There are many books / experts on what to do as the "new guy" taking on the market leader, but ... what would you say if it is the other way round? When you are the big guy v the new entrant ankle biters.That's a great question, and I'll try to get into some detail in later posts about leader and challenger strategies. There is much to say on both. Let me start with a few general principles here.
- Leader and challenger strategies are mirrors of each other. In other words, if the challenger has a certain technique it can use to usurp the leader's position, then the leader's strategy is shaped in part by the presence of that challenger's strategy. The leader's play is to neutralize the challenger's play and vice versa.

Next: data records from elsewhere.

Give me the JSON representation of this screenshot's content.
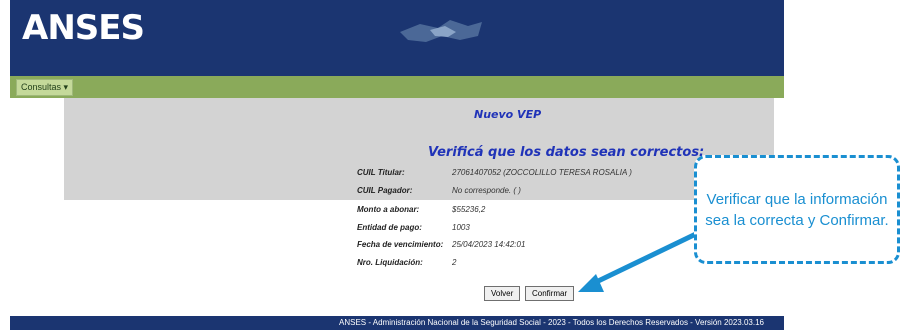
{
  "header": {
    "logo_text": "ANSES"
  },
  "menu": {
    "consultas_label": "Consultas"
  },
  "page": {
    "title": "Nuevo VEP",
    "verify_heading": "Verificá que los datos sean correctos:"
  },
  "fields": [
    {
      "label": "CUIL Titular:",
      "value": "27061407052  (ZOCCOLILLO TERESA ROSALIA )"
    },
    {
      "label": "CUIL Pagador:",
      "value": "No corresponde.  ( )"
    },
    {
      "label": "Monto a abonar:",
      "value": "$55236,2"
    },
    {
      "label": "Entidad de pago:",
      "value": "1003"
    },
    {
      "label": "Fecha de vencimiento:",
      "value": "25/04/2023 14:42:01"
    },
    {
      "label": "Nro. Liquidación:",
      "value": "2"
    }
  ],
  "buttons": {
    "back_label": "Volver",
    "confirm_label": "Confirmar"
  },
  "footer": {
    "text": "ANSES - Administración Nacional de la Seguridad Social - 2023 - Todos los Derechos Reservados - Versión  2023.03.16"
  },
  "callout": {
    "text": "Verificar que la información sea la correcta y Confirmar."
  },
  "colors": {
    "header_bg": "#1b3571",
    "menubar_bg": "#8aaa5a",
    "accent_text": "#2033b8",
    "callout": "#1a8fd1"
  },
  "icons": {
    "menu_dropdown": "chevron-down-icon",
    "header_graphic": "world-map-graphic",
    "pointer": "arrow-icon"
  }
}
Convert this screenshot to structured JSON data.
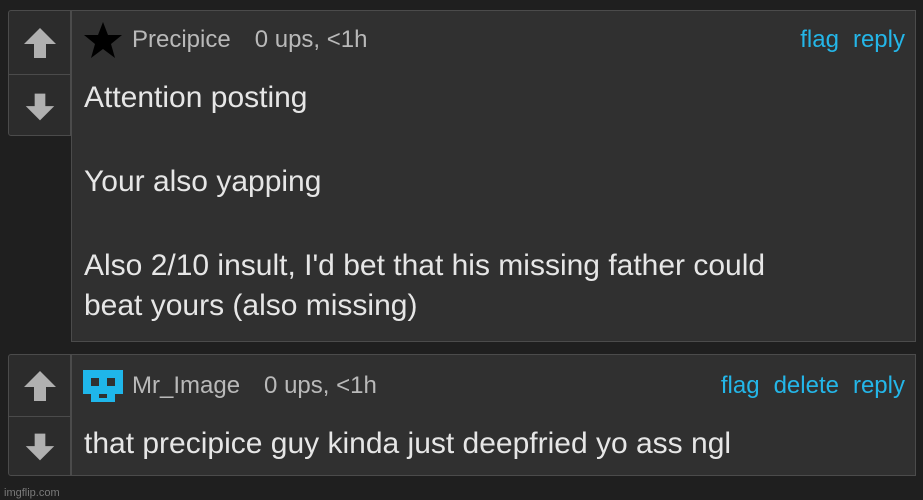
{
  "comments": [
    {
      "username": "Precipice",
      "meta": "0 ups, <1h",
      "actions": [
        "flag",
        "reply"
      ],
      "lines": [
        "Attention posting",
        "",
        "Your also yapping",
        "",
        "Also 2/10 insult, I'd bet that his missing father could",
        "beat yours (also missing)"
      ]
    },
    {
      "username": "Mr_Image",
      "meta": "0 ups, <1h",
      "actions": [
        "flag",
        "delete",
        "reply"
      ],
      "lines": [
        "that precipice guy kinda just deepfried yo ass ngl"
      ]
    }
  ],
  "watermark": "imgflip.com",
  "colors": {
    "link": "#24b6e8",
    "avatar_cyan": "#1fb6ea",
    "vote_arrow": "#b0b0b0"
  },
  "icons": {
    "upvote": "up-arrow-icon",
    "downvote": "down-arrow-icon",
    "avatar_1": "black-star-icon",
    "avatar_2": "cyan-pixel-face-icon"
  }
}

- Therefore, all those challenger books and experts are leader books and experts as well. Know your enemy. These are the weapons that will be directed at you. Study them and make your plan to defeat them.
- Every strength is a weakness. Leaders have lots of strengths. Savvy challengers will be looking for the vulnerabilities that lie in these strengths, the ones the leaders can't afford to walk away from. Wise leaders look for their own vulnerabilities before others find them, and then they try to find ways to plug the holes.

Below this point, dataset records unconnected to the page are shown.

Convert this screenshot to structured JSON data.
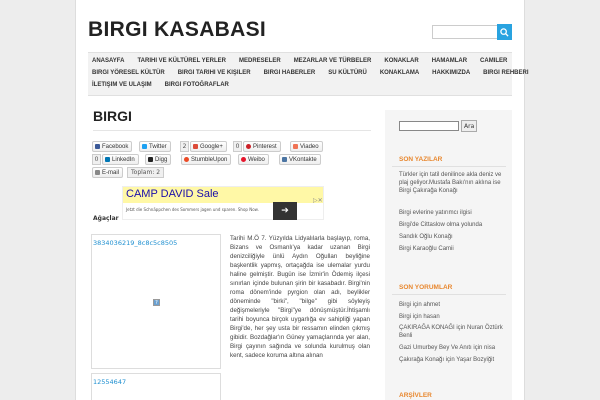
{
  "site": {
    "title": "BIRGI KASABASI"
  },
  "nav": {
    "row1": [
      "ANASAYFA",
      "TARIHI VE KÜLTÜREL YERLER",
      "MEDRESELER",
      "MEZARLAR VE TÜRBELER",
      "KONAKLAR",
      "HAMAMLAR",
      "CAMILER"
    ],
    "row2": [
      "BIRGI YÖRESEL KÜLTÜR",
      "BIRGI TARIHI VE KIŞILER",
      "BIRGI HABERLER",
      "SU KÜLTÜRÜ",
      "KONAKLAMA",
      "HAKKIMIZDA",
      "BIRGI REHBERI"
    ],
    "row3": [
      "İLETIŞIM VE ULAŞIM",
      "BIRGI FOTOĞRAFLAR"
    ]
  },
  "post": {
    "title": "BIRGI"
  },
  "share": {
    "facebook": "Facebook",
    "twitter": "Twitter",
    "google_count": "2",
    "google": "Google+",
    "pinterest_count": "0",
    "pinterest": "Pinterest",
    "viadeo": "Viadeo",
    "linkedin_count": "0",
    "linkedin": "LinkedIn",
    "digg": "Digg",
    "stumble": "StumbleUpon",
    "weibo": "Weibo",
    "vk": "VKontakte",
    "email": "E-mail",
    "toplam": "Toplam: 2"
  },
  "ad": {
    "title": "CAMP DAVID Sale",
    "subtitle": "Jetzt die Schnäppchen des Sommers jagen und sparen. Shop Now.",
    "arrow": "➔",
    "close": "▷✕"
  },
  "gallery": {
    "title": "Ağaçlar",
    "link1": "3834036219_8c8c5c8505",
    "link2": "12554647",
    "qmark": "?"
  },
  "article": {
    "text": "Tarihi M.Ö 7. Yüzyılda Lidyalılarla başlayıp, roma, Bizans ve Osmanlı'ya kadar uzanan Birgi denizciliğiyle ünlü Aydın Oğulları beyliğine başkentlik yapmış, ortaçağda ise ulemalar yurdu haline gelmiştir. Bugün ise İzmir'in Ödemiş ilçesi sınırları içinde bulunan şirin bir kasabadır. Birgi'nin roma dönem'inde pyrgion olan adı, beylikler döneminde \"birki\", \"bilge\" gibi söyleyiş değişmeleriyle \"Birgi\"ye dönüşmüştür.İhtişamlı tarihi boyunca birçok uygarlığa ev sahipliği yapan Birgi'de, her şey usta bir ressamın elinden çıkmış gibidir. Bozdağlar'ın Güney yamaçlarında yer alan, Birgi çayının sağında ve solunda kurulmuş olan kent, sadece koruma altına alınan"
  },
  "sidebar": {
    "search_button": "Ara",
    "recent_title": "SON YAZILAR",
    "recent": [
      "Türkler için tatil denilince akla deniz ve plaj geliyor.Mustafa Bakı'nın aklına ise Birgi Çakırağa Konağı",
      "Birgi evlerine yatırımcı ilgisi",
      "Birgi'de Cittaslow olma yolunda",
      "Sandık Oğlu Konağı",
      "Birgi Karaoğlu Camii"
    ],
    "comments_title": "SON YORUMLAR",
    "comments": [
      "Birgi için ahmet",
      "Birgi için hasan",
      "ÇAKIRAĞA KONAĞI için Nuran Öztürk Benli",
      "Gazi Umurbey Bey Ve Anıtı için nisa",
      "Çakırağa Konağı için Yaşar Bozyiğit"
    ],
    "archive_title": "ARŞİVLER"
  }
}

- Innovation will happen, whether you want it to or not. Leaders tend to prefer the status quo as a general rule. Smart challengers will try to break the status quo. Oftentimes leaders find themselves in the position of resisting change. That's a dangerous game to play. Change is like a river. Sometimes you can block it for a while, but the pressure just builds and builds, and when it finally does come it's fierce and devastating. Smart leaders recognize that rivers cannot be blocked permanently but that sometimes their exact path can be influenced. Smart leaders seek to influence that path.

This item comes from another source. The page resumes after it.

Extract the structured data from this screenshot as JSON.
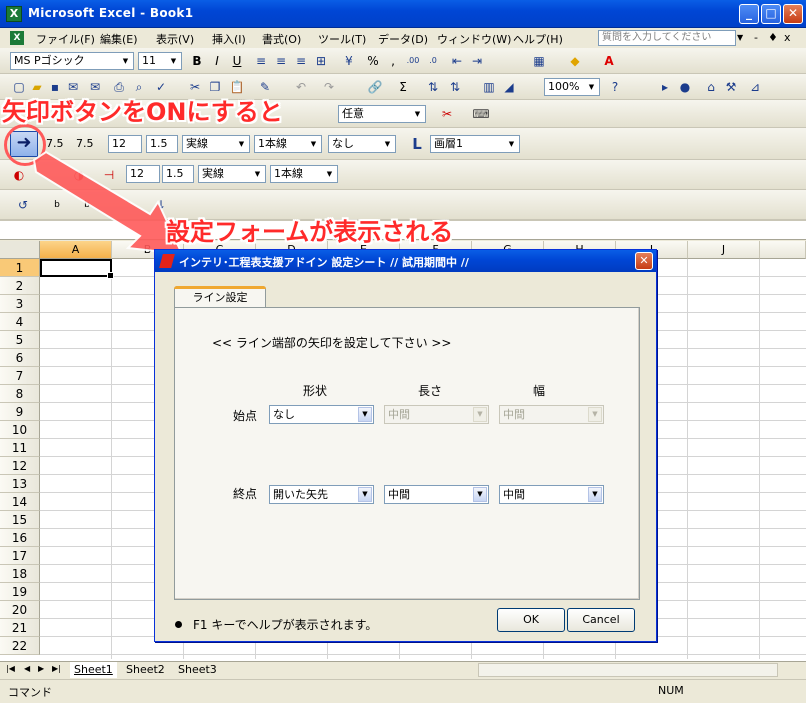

- Stay nimble. Another fact that can't be denied, especially in the technology space, is that no matter how well we think it out, we'll always be surprised. To stay on top you have to accept that you can neither control nor predict the market. You can help direct and shape it, but you have to be humble about even that. Instead, you must keep your eyes open and be prepared to change your assumptions and plans based on what the market throws at you.